La vita è altro. Mi riprometto che in qualsiasi caso lascerò questa cosa fuori dalla mia vita. Che farò un breve excursus qui, manderò un unico messaggio vocale per raccontare e cercherò di non parlarne troppo, di non farmi inghiottire da quel "Male addosso" di cui parlava Sandra Verda. Ma lei avrà mai più avuto una ricaduta? Chissà.

Il tempo di alzarmi e fare una foto all'apparecchio radiografico (sarebbe proibito, ma tante cose sono proibite, le facciamo comunque e sono sicuramente più dannose) rimettermi sul lettino e arriva la direttrice.



Dopo un attentissimo esame al seno e alle cavità ascellari alla ricerca del linfonodo sentinella mi conferma un'area più scura.

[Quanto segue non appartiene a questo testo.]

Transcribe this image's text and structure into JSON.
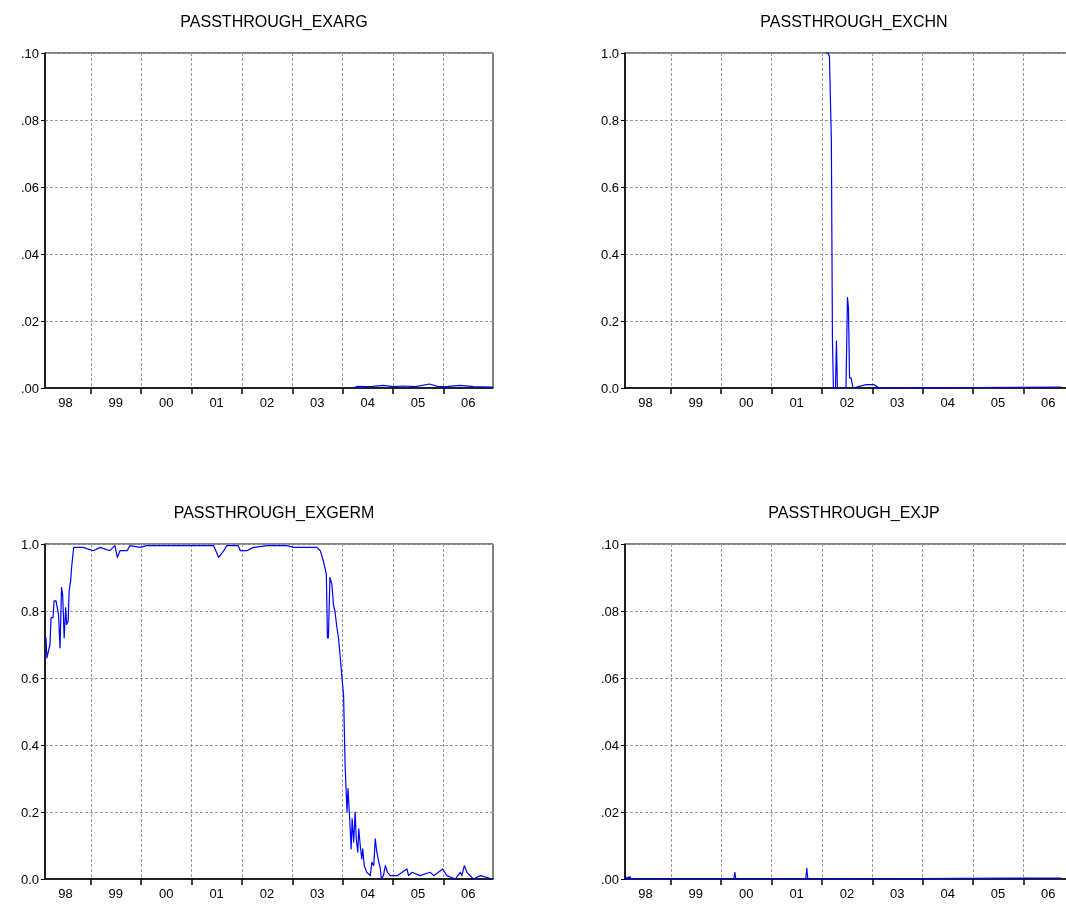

Probabilmente dovuto al carbone iniettato nel 2008 per l'inserimento del repere.
Non mi convince. Non avevano mai trovato quest'area scura.
Mi dice di portarle il resto degli esami fatti negli anni successivi e di non preoccuparmi: lei controllerà tutto e se c'è qualcosa di dubbio mi faranno un'agobiopsia. Infilano un ago nel seno che ha una sorta di lama tranciante in fondo, per raschiare un po' di tessuto ed esaminarlo. Il solo fatto di non dover essere aperta mi rassicura.
Esco più tranquilla, anche se so che all'80% dovranno eseguire questa procedura. "Con lei" dice la dottoressa "dobbiamo avere un'attenzione particolare".

Che è un po' un modo sfigato di essere speciali.

Una volta effettuata l'agobiopsia ci sono diverse strade. Se non c'è nulla è stato solo uno spavento. Se c'è qualcosa non so. Ma un passo alla volta. Baby steps e si arriva ovunque.

Ieri passando davanti a una bancarella di libri ho adocchiato questo titolo, edizione Adelphi: "Questa vita tuttavia mi pesa molto".

La vita, in effetti, a volte è una cosa abbastanza faticosa da tenere in piedi. A tratti mi sento logorata, a tratti immensamente felice. Mi sembra di non conoscere medi e viaggiare per questo ottovolante. In caduta libera verso il basso e in rapida ascesa.